ST. LOUIS — Normally, higher corporate earnings drive stock prices higher. That’s not what happened in the first quarter, according to money managers at Argent Capital Management in St. Louis.

This quarter, 81% of companies have reported results so far that have exceeded expectations, considerably higher than the 60% average. "Naturally then, you would expect these stocks to rise. That, however, has not been the case," Ken Crawford, Argent's large-cap portfolio manager, wrote on the company's website last week. Instead, "they have fallen on average 0.01% the day they released results. Odd outcome indeed."

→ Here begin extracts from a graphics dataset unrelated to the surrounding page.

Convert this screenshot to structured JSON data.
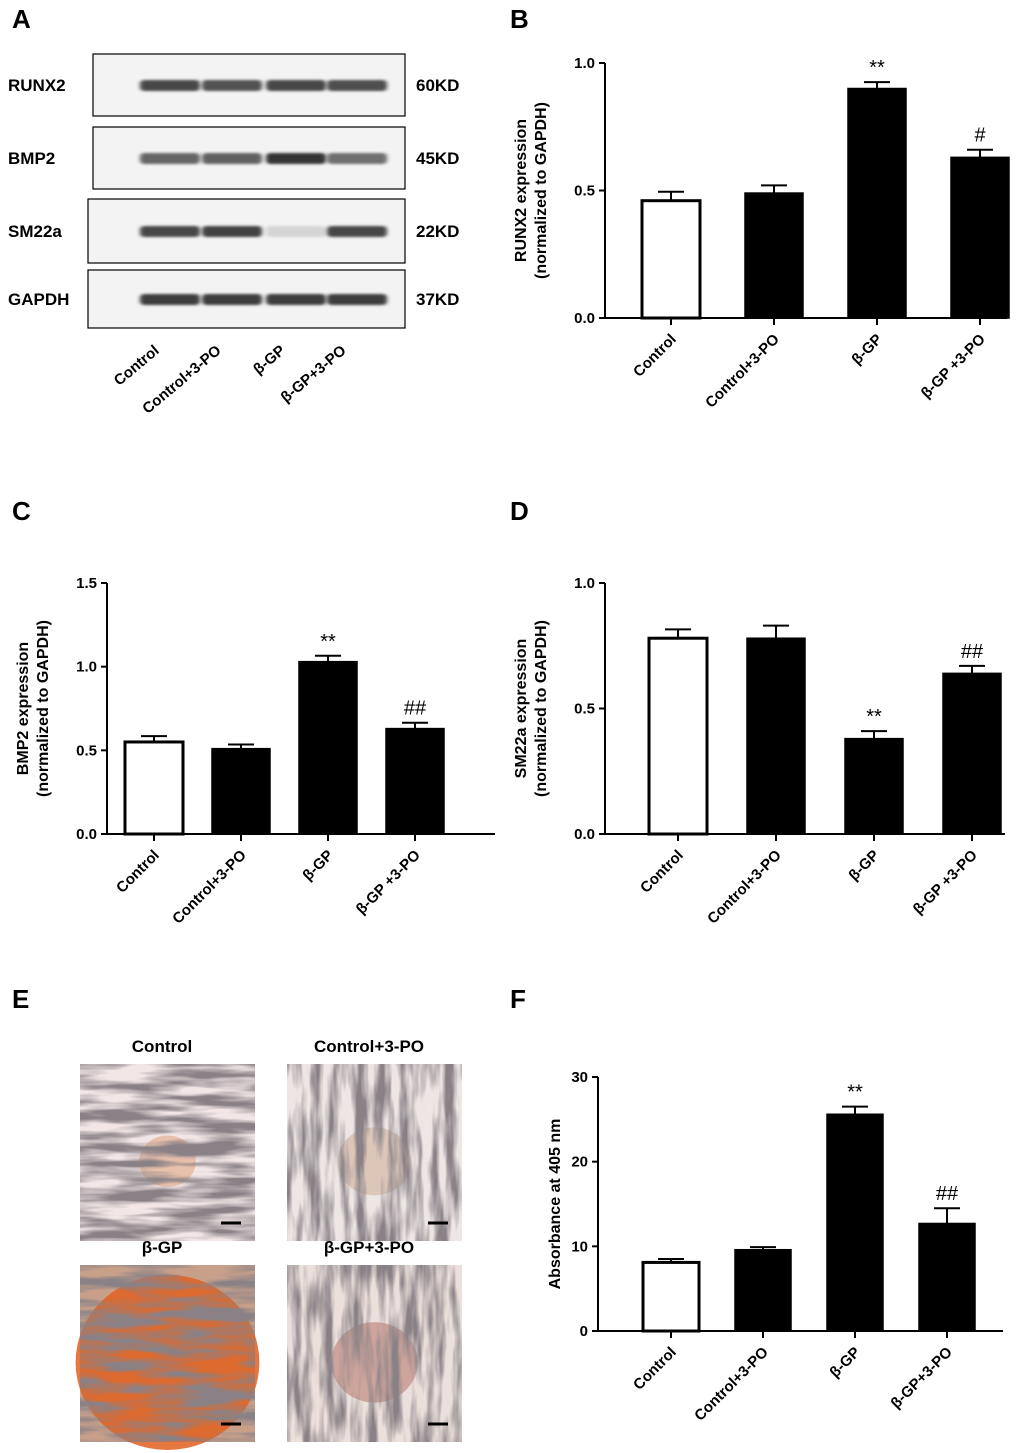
{
  "colors": {
    "axis": "#000000",
    "bar_control": "#ffffff",
    "bar_treated": "#000000",
    "blot_bg": "#f3f3f3",
    "band": "#2a2a2a"
  },
  "panel_labels": [
    "A",
    "B",
    "C",
    "D",
    "E",
    "F"
  ],
  "western_blot": {
    "proteins": [
      {
        "name": "RUNX2",
        "size": "60KD",
        "intensity": [
          0.85,
          0.8,
          0.85,
          0.82
        ]
      },
      {
        "name": "BMP2",
        "size": "45KD",
        "intensity": [
          0.7,
          0.72,
          0.95,
          0.65
        ]
      },
      {
        "name": "SM22a",
        "size": "22KD",
        "intensity": [
          0.85,
          0.88,
          0.15,
          0.85
        ]
      },
      {
        "name": "GAPDH",
        "size": "37KD",
        "intensity": [
          0.9,
          0.9,
          0.9,
          0.9
        ]
      }
    ],
    "lanes": [
      "Control",
      "Control+3-PO",
      "β-GP",
      "β-GP+3-PO"
    ]
  },
  "microscopy": {
    "panels": [
      {
        "title": "Control",
        "tint": "#f2e6e6",
        "stain": "#e8b9a0",
        "stain_level": 0.05
      },
      {
        "title": "Control+3-PO",
        "tint": "#eee6e4",
        "stain": "#d8c0b0",
        "stain_level": 0.1
      },
      {
        "title": "β-GP",
        "tint": "#c8a08a",
        "stain": "#e0601e",
        "stain_level": 0.85
      },
      {
        "title": "β-GP+3-PO",
        "tint": "#ece0dc",
        "stain": "#c99a90",
        "stain_level": 0.15
      }
    ]
  },
  "chart_data": [
    {
      "panel": "B",
      "type": "bar",
      "categories": [
        "Control",
        "Control+3-PO",
        "β-GP",
        "β-GP +3-PO"
      ],
      "values": [
        0.46,
        0.49,
        0.9,
        0.63
      ],
      "errors": [
        0.035,
        0.03,
        0.025,
        0.03
      ],
      "annotations": [
        "",
        "",
        "**",
        "#"
      ],
      "ylabel_lines": [
        "RUNX2 expression",
        "(normalized to GAPDH)"
      ],
      "ylim": [
        0,
        1.0
      ],
      "yticks": [
        "0.0",
        "0.5",
        "1.0"
      ],
      "grid": false
    },
    {
      "panel": "C",
      "type": "bar",
      "categories": [
        "Control",
        "Control+3-PO",
        "β-GP",
        "β-GP +3-PO"
      ],
      "values": [
        0.55,
        0.51,
        1.03,
        0.63
      ],
      "errors": [
        0.035,
        0.025,
        0.035,
        0.035
      ],
      "annotations": [
        "",
        "",
        "**",
        "##"
      ],
      "ylabel_lines": [
        "BMP2 expression",
        "(normalized to GAPDH)"
      ],
      "ylim": [
        0,
        1.5
      ],
      "yticks": [
        "0.0",
        "0.5",
        "1.0",
        "1.5"
      ],
      "grid": false
    },
    {
      "panel": "D",
      "type": "bar",
      "categories": [
        "Control",
        "Control+3-PO",
        "β-GP",
        "β-GP +3-PO"
      ],
      "values": [
        0.78,
        0.78,
        0.38,
        0.64
      ],
      "errors": [
        0.035,
        0.05,
        0.03,
        0.03
      ],
      "annotations": [
        "",
        "",
        "**",
        "##"
      ],
      "ylabel_lines": [
        "SM22a expression",
        "(normalized to GAPDH)"
      ],
      "ylim": [
        0,
        1.0
      ],
      "yticks": [
        "0.0",
        "0.5",
        "1.0"
      ],
      "grid": false
    },
    {
      "panel": "F",
      "type": "bar",
      "categories": [
        "Control",
        "Control+3-PO",
        "β-GP",
        "β-GP+3-PO"
      ],
      "values": [
        8.1,
        9.6,
        25.6,
        12.7
      ],
      "errors": [
        0.4,
        0.3,
        0.9,
        1.8
      ],
      "annotations": [
        "",
        "",
        "**",
        "##"
      ],
      "ylabel_lines": [
        "Absorbance at 405 nm"
      ],
      "ylim": [
        0,
        30
      ],
      "yticks": [
        "0",
        "10",
        "20",
        "30"
      ],
      "grid": false
    }
  ]
}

"They're putting up just blow-out numbers," said Ward Brown, chairman of the Argent investment committee. "Historically, stocks with results like that surge on the news."

In contrast, companies reported awful earnings at this time last year, as the pandemic took hold, yet stocks rose. What gives?

"Interestingly, both responses make sense," Brown said.

Last year, investors knew earnings would be bad because of the pandemic but would bounce back once it ended. "This year everyone had a pretty good idea earnings would be extraordinary," he said. In other words, investors didn't get too pessimistic last year or too optimistic this year.

Crawford said other reasons include the market's long, strong run.

"Remember, from March of last year to March of this year, the S&P 500 Index rose over 55%. That’s a huge move for mature U.S.-based stocks," he said. A lot of the good news that has been reported this quarter was priced into the stocks.